Dances for Very Small Spaces

By Jenny Pommiss, Dance

When Grace was forced to shut its doors, the advanced, senior-only Dance Repertory Class began a project I called, “Dances for Very Small Spaces.” The project was born out of quarantine and the desire, in fact, the need, to keep moving. It was inspired by “52 Portraits” (2016), which was a digital collaboration between British choreographer Jonathan Burrows, composer Matteo Fargion, and video maker Hugo Glendinning. In class, students were asked to look at their homes, the places where they may have lived all their lives, in a completely new way. They scouted locations for a dance that would not only use their bedroom or living room as a backdrop, but as a dance partner. Students were encouraged to have the location drive their choreographic explorations. They were then asked to film themselves from a variety of different perspectives, add music, and edit that footage together. At the same time, the students were asked to take time to reflect on what Dance has meant to them at Grace, how the pandemic has affected them, and how it may continue to affect Dance as a discipline moving forward. At the end, I whittled their final projects down to a minute each and layered their interviews over their chosen sound so that they could be strung together. The result was a collection of deeply personal movement portraits that represented four years of growth in the Dance Program at Grace. 

Check our Website in the coming days to see the students’ full final projects. In the meantime, please hear their voices and watch their dancing in a beautiful compilation. You can watch Dancing With Big Hearts in Small Spaces: Senior Edition, using the password: Seniors.

This project then became a component of a larger, full Ensemble piece called “Dancing with Big Hearts in Small Spaces.” This was a digital reimagining of the Ensemble’s canceled live performance, which was set to go up on April 17 and 18 in Tuttle Hall. As Devon M. ‘20 says in the piece, “Honestly, when I first heard that schools were going to be shut down, I did not think that Dance was going to continue”. To his surprise, the Ensemble continued to meet twice weekly to move together and explore what it means to dance alone and in place. Visiting teacher Simon Thomas-Train and I collaborated on the concept and direction.
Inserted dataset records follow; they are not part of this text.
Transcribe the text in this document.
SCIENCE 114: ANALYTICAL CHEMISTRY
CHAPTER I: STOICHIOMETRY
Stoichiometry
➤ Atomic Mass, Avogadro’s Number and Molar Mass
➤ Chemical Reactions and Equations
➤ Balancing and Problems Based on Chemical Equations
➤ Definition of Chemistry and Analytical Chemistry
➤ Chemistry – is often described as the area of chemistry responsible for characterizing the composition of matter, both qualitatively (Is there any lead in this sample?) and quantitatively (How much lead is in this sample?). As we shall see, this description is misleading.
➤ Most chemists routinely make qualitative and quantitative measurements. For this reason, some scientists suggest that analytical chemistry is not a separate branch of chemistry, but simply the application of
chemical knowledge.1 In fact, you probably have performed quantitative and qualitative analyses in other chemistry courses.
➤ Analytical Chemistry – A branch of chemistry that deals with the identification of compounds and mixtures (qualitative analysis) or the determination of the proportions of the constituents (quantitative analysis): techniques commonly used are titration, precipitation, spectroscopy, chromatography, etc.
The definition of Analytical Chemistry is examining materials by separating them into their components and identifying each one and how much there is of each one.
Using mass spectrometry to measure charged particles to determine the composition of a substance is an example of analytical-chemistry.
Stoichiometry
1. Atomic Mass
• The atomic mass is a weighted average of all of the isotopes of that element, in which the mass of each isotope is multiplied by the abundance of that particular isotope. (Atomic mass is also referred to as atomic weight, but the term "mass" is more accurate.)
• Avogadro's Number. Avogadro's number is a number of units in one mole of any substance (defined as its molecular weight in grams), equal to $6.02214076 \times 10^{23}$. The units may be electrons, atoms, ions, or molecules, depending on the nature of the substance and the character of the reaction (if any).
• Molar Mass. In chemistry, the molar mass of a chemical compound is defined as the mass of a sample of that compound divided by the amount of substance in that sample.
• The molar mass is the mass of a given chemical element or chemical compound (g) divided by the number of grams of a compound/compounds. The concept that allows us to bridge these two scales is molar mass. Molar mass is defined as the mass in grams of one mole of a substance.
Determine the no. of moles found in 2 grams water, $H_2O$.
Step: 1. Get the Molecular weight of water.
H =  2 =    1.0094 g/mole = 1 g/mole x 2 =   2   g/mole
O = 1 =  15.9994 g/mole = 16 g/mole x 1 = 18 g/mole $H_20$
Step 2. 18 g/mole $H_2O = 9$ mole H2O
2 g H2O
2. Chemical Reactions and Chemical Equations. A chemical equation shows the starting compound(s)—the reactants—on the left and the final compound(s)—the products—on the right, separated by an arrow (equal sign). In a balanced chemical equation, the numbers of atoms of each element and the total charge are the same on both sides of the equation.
Josie M. ‘22 offers, “We have kept going….we are finding other ways to keep moving…and to keep the spirit of dance and the amazing gift of dance alive.” Each week, after a physical warm-up, students were given prompts, such as “make a dance in a doorway” or “use today’s headlines as an inspiration for a dance”. They were then asked to film themselves using a variety of different camera angles. The dancers also interviewed themselves, which gave their virtual audience the opportunity to delve deeper into the dancers’ creative process. You can view the full performance here, using the password: Bighearts.

For the virtual finale, I was inspired by the choreography and editing techniques used in a music video by Thao & The Get Down Stay Down that was produced in the early days of the quarantine and choreographed specifically for Zoom. I loved how it utilized the video medium to make dancers appear connected in new and exciting ways. You can view the Finale here, using the password: Finale.